Greg Chalberg practicing to become what the world would call a “lensman”.
Blue Room… who's heard of the blue room? Oh hey look that fantastic toenail clipping building—and WOW, what a bridge!!!
Lachlan is a pro, isn't it obvious? Just look at this image. All the amateurs have their feet on the ground, but not Lachy. Pros don’t fux with that tripod game.
Depressing Industrial Ride
This is a Carla. She owns six condos in a beachfront complex in South Sydney and she’s recently taken up collecting curios. She has two Cocker Spaniels: one named Trixie the other named Flinga (because she flings spit in every direction when she’s excited). Carla is recently divorced from a man whose name she’d prefer not to say. For the past 12 years she’s been battling a particularly virulent strain of toenail fungus she picked up while vacationing in Bali. She won’t wear open-toed shoes and she thinks having tennis shoes on at the beach is a major reason she hasn’t been able to meet a new man.
Foxes are a menace in Australia and in addition to that it seems that they have yet to really get a hang of the whole “playing in traffic” thing.
Hey, Kevin Franks is a boss. Not just a boss back in the States in real life, he’s actually a boss in Australia on vacation. Here he is making deals, calling shots and coordinating assets on the side of a highway in the middle of a ride just before we drop into “Waterfall.”
The Royal National Park
It wouldn’t be a Dead Reckoning adventure with out a little shake-up on the first day. It was only a slight bummer (in the end we found a solution), and looking back this was a great team-building experience. Just look at that Koala, does he seem worried?
You’ve got to watch out for the sun down here, especially if you have pale skin. Gingers beware. #SlipSlopSlap
I haven’t done any research on these pools built into the landscape, but I reckon they're designed to trap tiger sharks for training purposes. They must be for locals to get into a controlled and known environment where they can familiarize themselves with nuances of the tiger shark's predatory movements before graduating to the tiger’s natural environment, the ocean.
This is what the Diverge is all about, its about re-imagining what can be done on a road bike. Grass? ✓
Would yah look at this Don right here?
Marshmallow-flavored Tevas with that Red Hots trim.
We called Manjit's with pangs of hunger running through our bodies. We needed to eat and when the ordering was done the tally included seven curries, four sides of rice, two tandoori chickens, and like three or four other things. We asked the lady at the other end of the line, "Hey do you think that’s enough for four people?" To which she said, 'You’ve ordered seven curries sir?" We didn’t need the guff but maybe she was right, maybe we were ordering too much.
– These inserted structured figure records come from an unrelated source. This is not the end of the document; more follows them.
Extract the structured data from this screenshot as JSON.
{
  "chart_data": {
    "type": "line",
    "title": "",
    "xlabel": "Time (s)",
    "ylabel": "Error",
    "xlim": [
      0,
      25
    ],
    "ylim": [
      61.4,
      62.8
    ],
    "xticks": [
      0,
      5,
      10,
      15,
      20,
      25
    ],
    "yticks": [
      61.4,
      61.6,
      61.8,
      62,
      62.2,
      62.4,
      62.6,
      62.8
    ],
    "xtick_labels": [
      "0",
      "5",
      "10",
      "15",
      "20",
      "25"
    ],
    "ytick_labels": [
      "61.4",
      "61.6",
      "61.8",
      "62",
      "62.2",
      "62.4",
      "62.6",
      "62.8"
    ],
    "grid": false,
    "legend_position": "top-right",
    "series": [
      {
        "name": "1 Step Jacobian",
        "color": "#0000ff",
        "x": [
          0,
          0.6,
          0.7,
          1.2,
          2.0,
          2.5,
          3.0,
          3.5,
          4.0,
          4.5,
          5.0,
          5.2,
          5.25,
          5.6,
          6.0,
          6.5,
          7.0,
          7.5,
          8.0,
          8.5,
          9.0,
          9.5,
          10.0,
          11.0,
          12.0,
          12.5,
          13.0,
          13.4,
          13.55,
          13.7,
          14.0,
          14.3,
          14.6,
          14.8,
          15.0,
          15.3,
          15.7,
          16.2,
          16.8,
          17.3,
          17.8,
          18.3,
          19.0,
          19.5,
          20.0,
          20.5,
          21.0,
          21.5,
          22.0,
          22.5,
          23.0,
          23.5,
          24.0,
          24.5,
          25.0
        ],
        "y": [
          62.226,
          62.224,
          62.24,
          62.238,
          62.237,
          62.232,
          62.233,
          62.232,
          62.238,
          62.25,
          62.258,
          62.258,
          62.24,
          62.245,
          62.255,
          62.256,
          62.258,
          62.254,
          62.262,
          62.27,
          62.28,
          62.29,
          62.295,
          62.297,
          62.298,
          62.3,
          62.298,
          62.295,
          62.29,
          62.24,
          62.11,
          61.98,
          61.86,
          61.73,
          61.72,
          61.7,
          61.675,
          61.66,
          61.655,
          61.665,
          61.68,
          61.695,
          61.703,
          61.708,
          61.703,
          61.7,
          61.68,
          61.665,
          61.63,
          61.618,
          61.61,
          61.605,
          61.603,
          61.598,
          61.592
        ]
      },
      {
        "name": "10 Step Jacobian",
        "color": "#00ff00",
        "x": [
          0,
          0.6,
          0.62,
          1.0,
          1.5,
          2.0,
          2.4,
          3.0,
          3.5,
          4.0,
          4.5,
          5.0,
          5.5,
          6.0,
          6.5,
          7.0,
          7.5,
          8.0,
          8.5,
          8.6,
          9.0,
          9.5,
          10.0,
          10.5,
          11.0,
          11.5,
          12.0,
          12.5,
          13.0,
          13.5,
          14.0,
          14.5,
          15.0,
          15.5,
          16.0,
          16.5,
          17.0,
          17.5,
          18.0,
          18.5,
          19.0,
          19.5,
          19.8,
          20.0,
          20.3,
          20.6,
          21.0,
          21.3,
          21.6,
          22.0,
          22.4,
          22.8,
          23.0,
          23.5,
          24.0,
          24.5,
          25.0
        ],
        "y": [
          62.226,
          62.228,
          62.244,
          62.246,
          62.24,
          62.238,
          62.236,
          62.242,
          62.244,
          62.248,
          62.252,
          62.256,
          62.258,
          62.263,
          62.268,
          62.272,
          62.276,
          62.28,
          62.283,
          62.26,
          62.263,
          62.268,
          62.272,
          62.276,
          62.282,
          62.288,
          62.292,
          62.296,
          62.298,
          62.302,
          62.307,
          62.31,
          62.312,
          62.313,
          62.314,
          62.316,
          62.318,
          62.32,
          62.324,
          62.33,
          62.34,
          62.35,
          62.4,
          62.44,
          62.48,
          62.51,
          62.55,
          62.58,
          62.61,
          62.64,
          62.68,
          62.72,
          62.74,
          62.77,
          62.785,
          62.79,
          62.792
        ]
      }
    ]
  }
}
In the end we finished it all, even all of the rice. We weren’t out to prove anything, it wasn’t like we going to call up Manjit’s and say, “Hey just so you know, like an FYI, we finished all seven of those curries, and we finished all the other shit too, so maybe you should stop it with the haughty attitude. But please don’t stop what you’re doing to those curries!"